Ms Ussher said she would also quit as an MP for family reasons
Treasury minister Kitty Ussher has quit the government after questions were raised about her tax affairs.
Ms Ussher took the step amid reports she changed the designation of her Burnley home shortly before selling it in 2007, avoiding capital gains tax.
Ms Ussher denied she did anything wrong and said she was stepping aside to prevent embarrassing the government.
The move comes on the eve of the publication of all MPs' expenses on the Parliament website.
It also follows criticism by outgoing Commons Speaker Michael Martin of Parliament's failure to get to grips with expenses reform last year.
Ms Ussher, Exchequer Secretary and MP for Burnley, resigned after speaking to Chancellor Alistair Darling and Prime Minister Gordon Brown on Wednesday.
She was immediately replaced at the Treasury by Communities Minister Sarah McCarthy-Fry.
Ms Ussher, who has two young children, said she would also stand down from Parliament at the next election, citing family reasons.
The BBC's Political Editor Nick Robinson said one of Labour's rising stars had become the latest victim of the expenses saga - demonstrating that the issue was still haunting Westminster.
Ms Ussher was one of the MPs whose second home expenses claims were investigated by the Daily Telegraph.
However, her resignation relates to separate allegations about the sale of a property in 2007 on which it is reported she did not pay capital gains tax.

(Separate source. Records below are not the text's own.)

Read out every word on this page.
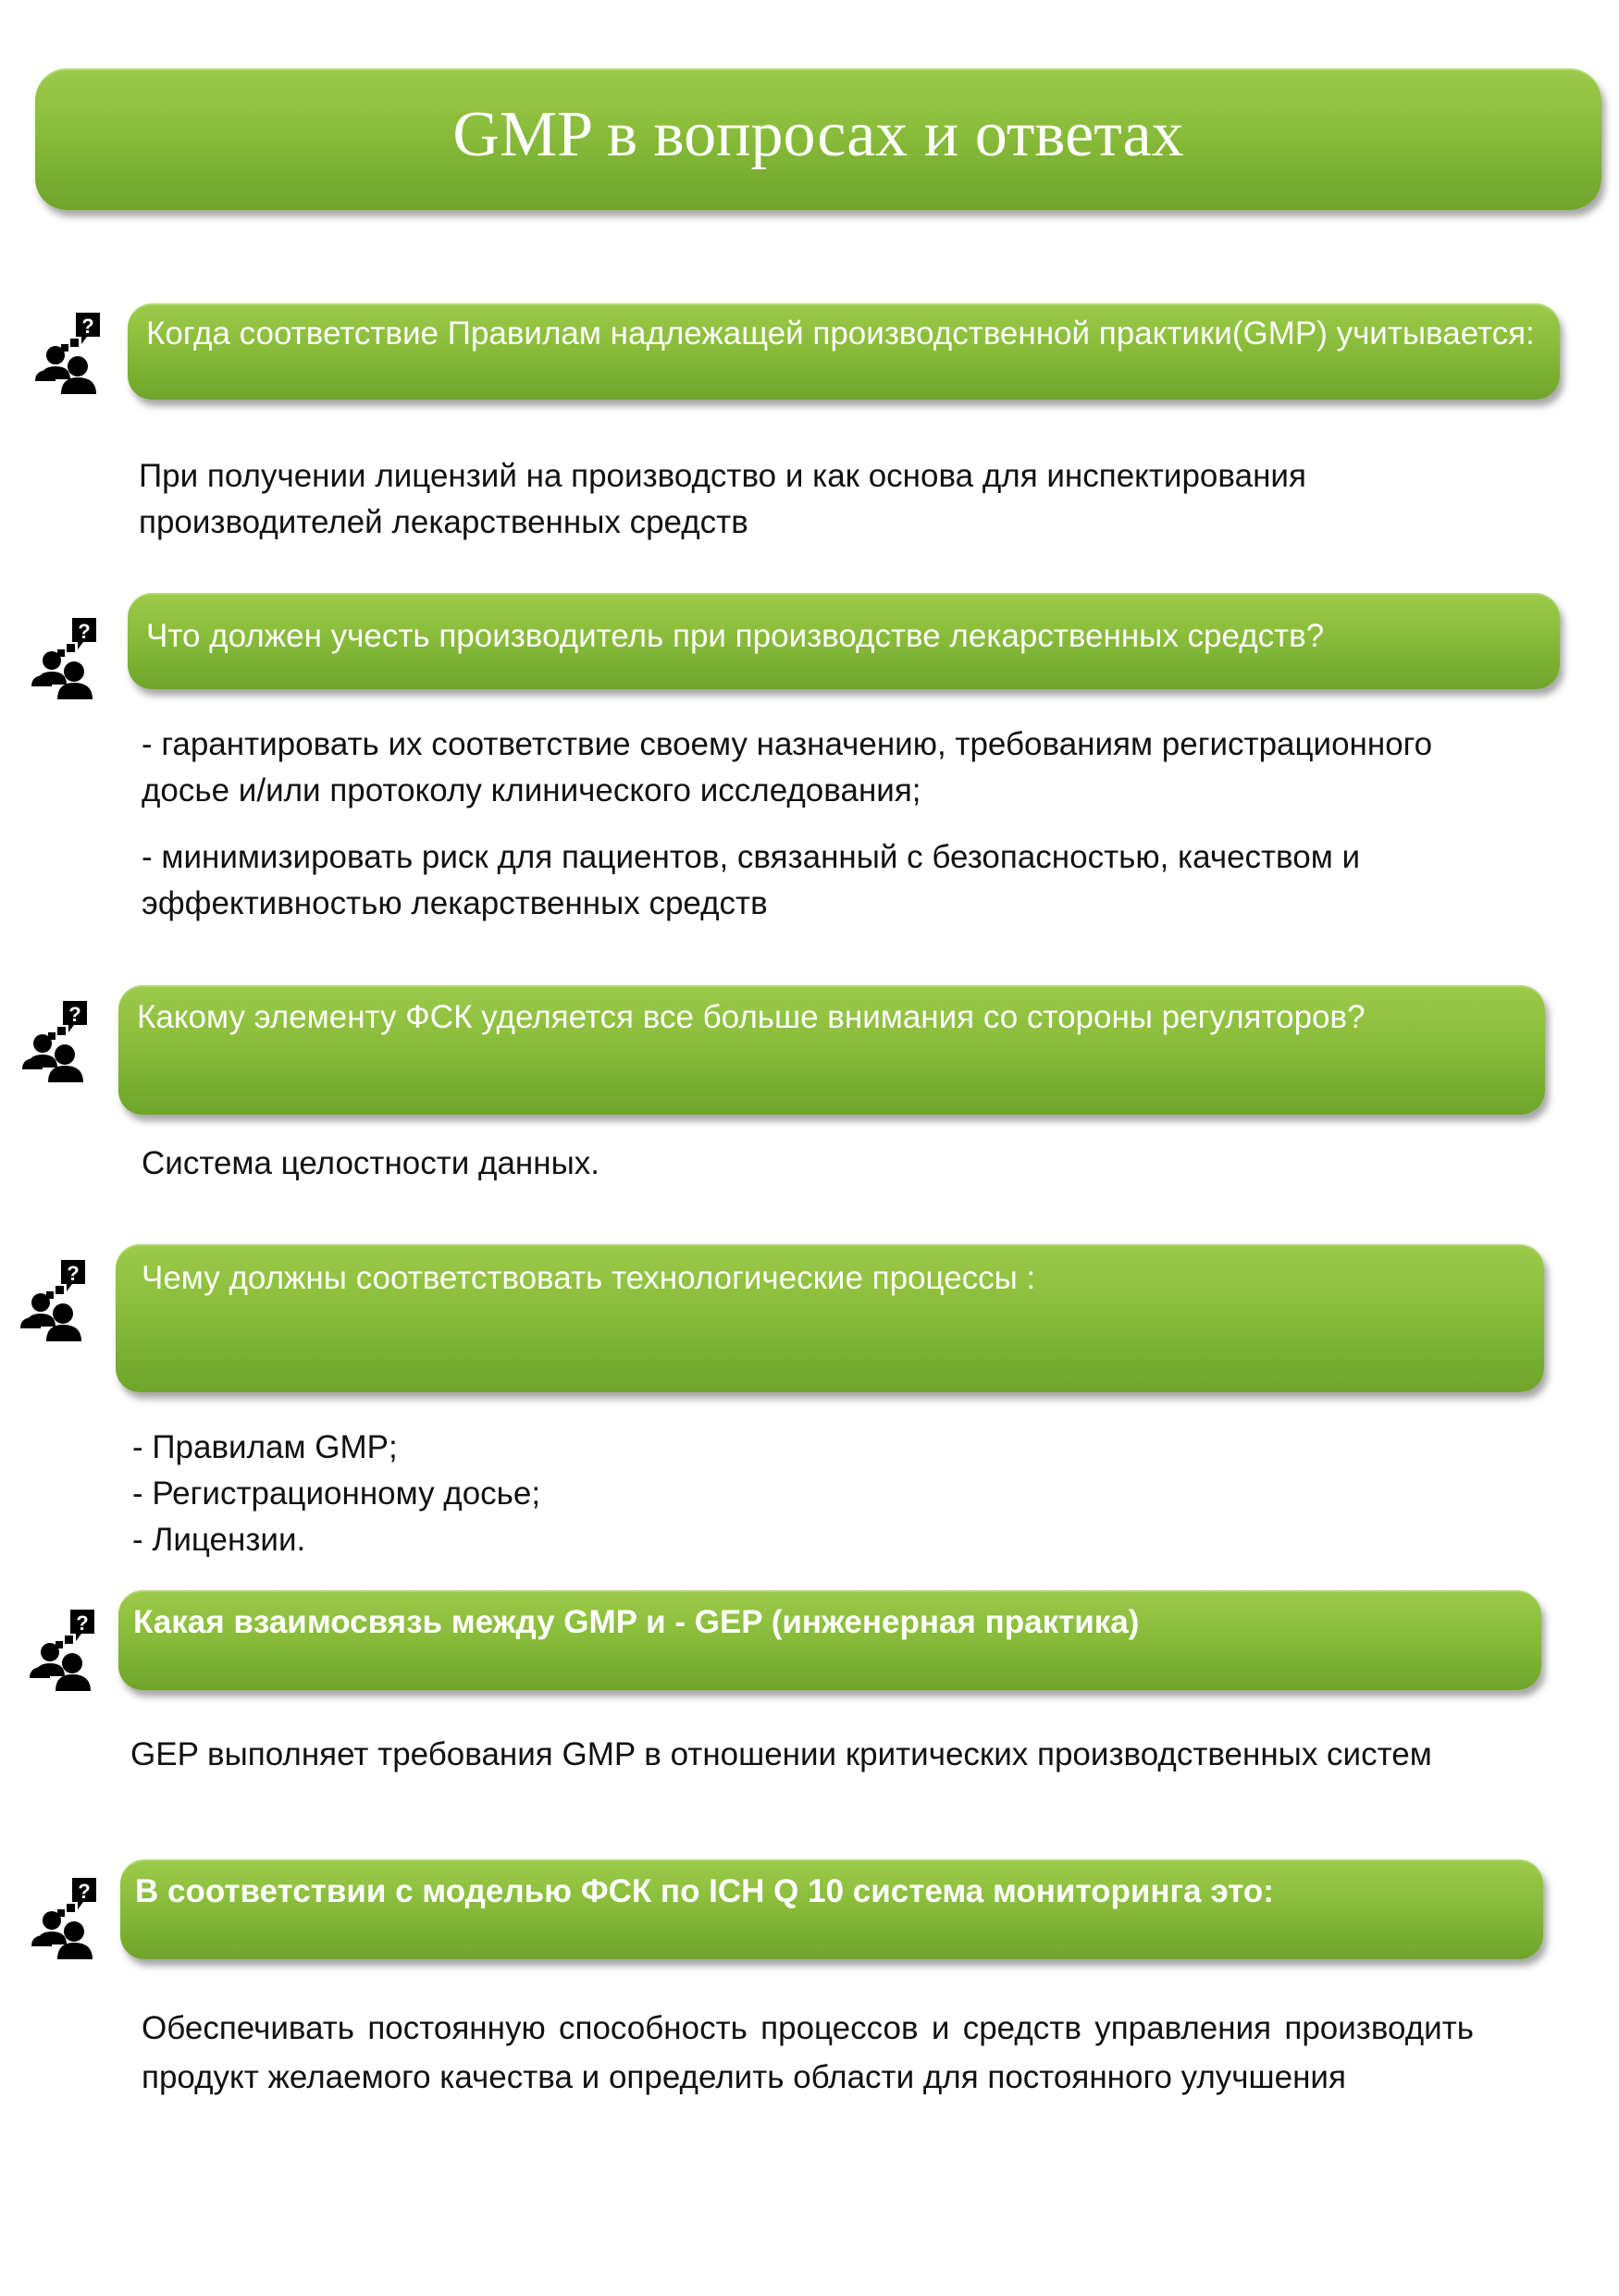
GMP в вопросах и ответах
Когда соответствие Правилам надлежащей производственной практики(GMP) учитывается:

При получении лицензий на производство и как основа для инспектирования производителей лекарственных средств

Что должен учесть производитель при производстве лекарственных средств?

- гарантировать их соответствие своему назначению, требованиям регистрационного досье и/или протоколу клинического исследования;

- минимизировать риск для пациентов, связанный с безопасностью, качеством и эффективностью лекарственных средств

Какому элементу ФСК уделяется все больше внимания со стороны регуляторов?

Система целостности данных.

Чему должны соответствовать технологические процессы :

- Правилам GMP;

- Регистрационному досье;

- Лицензии.

Какая взаимосвязь между GMP и - GEP (инженерная практика)

GEP выполняет требования GMP в отношении критических производственных систем

В соответствии с моделью ФСК по ICH Q 10 система мониторинга это:

Обеспечивать постоянную способность процессов и средств управления производить продукт желаемого качества и определить области для постоянного улучшения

Under tax laws, people with more than one property are liable for capital gains tax on the sale of their second home, but must inform Revenue and Customs which this is.
'Within the rules'
It is reported Ms Ussher re-designated her home in Burnley as her principal residence for tax purposes a month before selling it, having previously nominated her London flat in this regard.
The BBC understands the MP's accountants explicitly told her she could avoid capital gains tax if she followed a certain course of action and this letter is on her expenses file at the House of Commons.
As a result, it is alleged she and her husband saved a figure estimated to be between £9,750 and £16,800.
Our correspondent said the move would have been highly controversial for any minister but was particularly damaging as Ms Ussher worked in the Treasury.
Several Labour MPs, including former Cabinet ministers Hazel Blears, Geoff Hoon and James Purnell, have faced questions over their tax liabilities on home sales.
All insisted they acted within the rules which allow MPs to nominate the same property as their principal residence for tax purposes and their second home for expenses.
Despite voluntarily repaying more than £13,000 to the tax authorities, Hazel Blears' behaviour was condemned as "totally unacceptable" by Gordon Brown.
In her resignation letter, Ms Ussher said her actions were in line with guidance from Revenue and Customs, the Commons authorities and the firm of accountants which she had consulted.
"It is with the greatest regret I have decided to resign from the government," she said.
"After careful consideration I arrived at this decision because I do not want to cause you or the government any embarrassment."
She added: "I did not do anything wrong....Neither have I abused the allowance system of the House of Commons in any way."
Ms Ussher added that she had decided some time ago to leave Parliament at the next election since being an MP was not congenial to raising a family.
"There is no other reason for the decision," she added.
Senior Labour backbencher John McFall, chair of the Treasury Select Committee, described Ms Ussher's departure as "disappointing".
Ms Ussher was only elected to Parliament in 2005 but rose quickly through the ranks, serving as City Minister and in the Work and Pensions Department before getting her most recent role in the reshuffle earlier this month.
Her resignation is the latest in a string of departures of ministers whose expenses have been criticised including Ms Blears and former Home Secretary Jacqui Smith.
Five Labour MPs have been banned by the party from standing at the next election due to questionable claims while a number of Tory MPs have been forced to stand down at the next election because of their conduct.